Re: [PATCH v2 2/5] mm: zswap: calculate limits only when updated
From: David Hildenbrand
Date: Fri Apr 12 2024 - 15:49:02 EST
On 10.04.24 02:52, Yosry Ahmed wrote:
[..]
Do we need a separate notifier chain for totalram_pages() updates?
Good question. I actually might have the requirement to notify some arch
code (s390x) from virtio-mem when fake adding/removing memory, and
already wondered how to best wire that up.
Maybe we can squeeze that into the existing notifier chain, but needs a
bit of thought.
Sorry for the late reply, I had to think about this a bit.
Do you mean by adding new actions (e.g. MEM_FAKE_ONLINE,
MEM_FAKE_OFFLINE), or by reusing the existing actions (MEM_ONLINE,
MEM_OFFLINE, etc).
At least for virtio-mem, I think we could have a MEM_ONLINE/MEM_OFFLINE
that prepare the whole range belonging to the Linux memory block
(/sys/devices/system/memory/memory...) to go online, and then have
something like MEM_SOFT_ONLINE/MEM_SOFT_OFFLINE or
ENABLE_PAGES/DISABLE_PAGES ... notifications when parts become usable
(!PageOffline, handed to the buddy) or unusable (PageOffline, removed
from the buddy).
There are some details to be figured out, but it could work.

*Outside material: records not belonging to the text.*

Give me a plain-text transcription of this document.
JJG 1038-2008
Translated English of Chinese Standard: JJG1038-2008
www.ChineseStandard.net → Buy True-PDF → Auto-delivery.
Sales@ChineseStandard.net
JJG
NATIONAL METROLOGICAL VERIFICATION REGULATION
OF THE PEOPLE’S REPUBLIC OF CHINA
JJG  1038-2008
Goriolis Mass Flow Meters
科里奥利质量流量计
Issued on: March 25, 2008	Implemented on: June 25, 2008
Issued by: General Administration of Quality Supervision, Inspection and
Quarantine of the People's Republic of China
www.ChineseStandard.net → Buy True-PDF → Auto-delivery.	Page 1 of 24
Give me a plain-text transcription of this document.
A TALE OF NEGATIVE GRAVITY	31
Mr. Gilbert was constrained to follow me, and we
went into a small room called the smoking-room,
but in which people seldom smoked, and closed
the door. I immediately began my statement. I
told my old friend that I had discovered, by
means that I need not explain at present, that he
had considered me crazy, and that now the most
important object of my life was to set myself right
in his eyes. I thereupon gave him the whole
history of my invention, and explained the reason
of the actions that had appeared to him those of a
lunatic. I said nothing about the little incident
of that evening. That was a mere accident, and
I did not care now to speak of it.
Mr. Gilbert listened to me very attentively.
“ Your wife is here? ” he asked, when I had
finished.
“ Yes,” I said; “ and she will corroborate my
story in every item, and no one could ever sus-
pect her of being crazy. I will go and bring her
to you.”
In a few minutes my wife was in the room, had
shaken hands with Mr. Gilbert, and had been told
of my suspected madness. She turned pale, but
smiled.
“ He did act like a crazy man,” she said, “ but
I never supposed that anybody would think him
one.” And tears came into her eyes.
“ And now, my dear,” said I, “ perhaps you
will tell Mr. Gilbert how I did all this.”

And as virtio-mem currently operates in pageblock granularity (e.g., 2
MiB), but frequently handles multiple contiguous pageblocks within a
Linux memory block, it's not that bad.
But the issue I see with ballooning is that we operate here often on
page granularity. While we could optimize some cases, we might get quite
some overhead from all the notifications. Alternatively, we could send a
list of pages, but it won't win a beauty contest.
I think the main issue is that, for my purpose (virtio-mem on s390x), I
need to notify about the exact memory ranges (so I can reinitialize
stuff in s390x code when memory gets effectively re-enabled). For other
cases (total pages changing), we don't need the memory ranges, but only
the "summary" -- or a notification afterwards that the total pages were
just changed quite a bit.
New actions mean minimal impact to existing notifiers, but it may make
more sense to reuse MEM_ONLINE and MEM_OFFLINE to have generic actions
that mean "memory increased" and "memory decreased".
Likely, we should keep their semantics unchanged. Things like KASAN want
to allocate metadata memory for the whole range, not on some smallish
pieces. It really means "This Linux memory block goes online/offline,
please prepare for that.". And again, memory ballooning with small pages
is a bit problematic.
I suppose we can add new actions and then separately (and probably
incrementally) audit existing notifiers to check if they want to
handle the new actions as well.
Another consideration is that apparently some ballooning drivers also
register notifiers, so we need to make sure there is no possibility of
deadlock/recursion.
Right.
--
Cheers,
David / dhildenb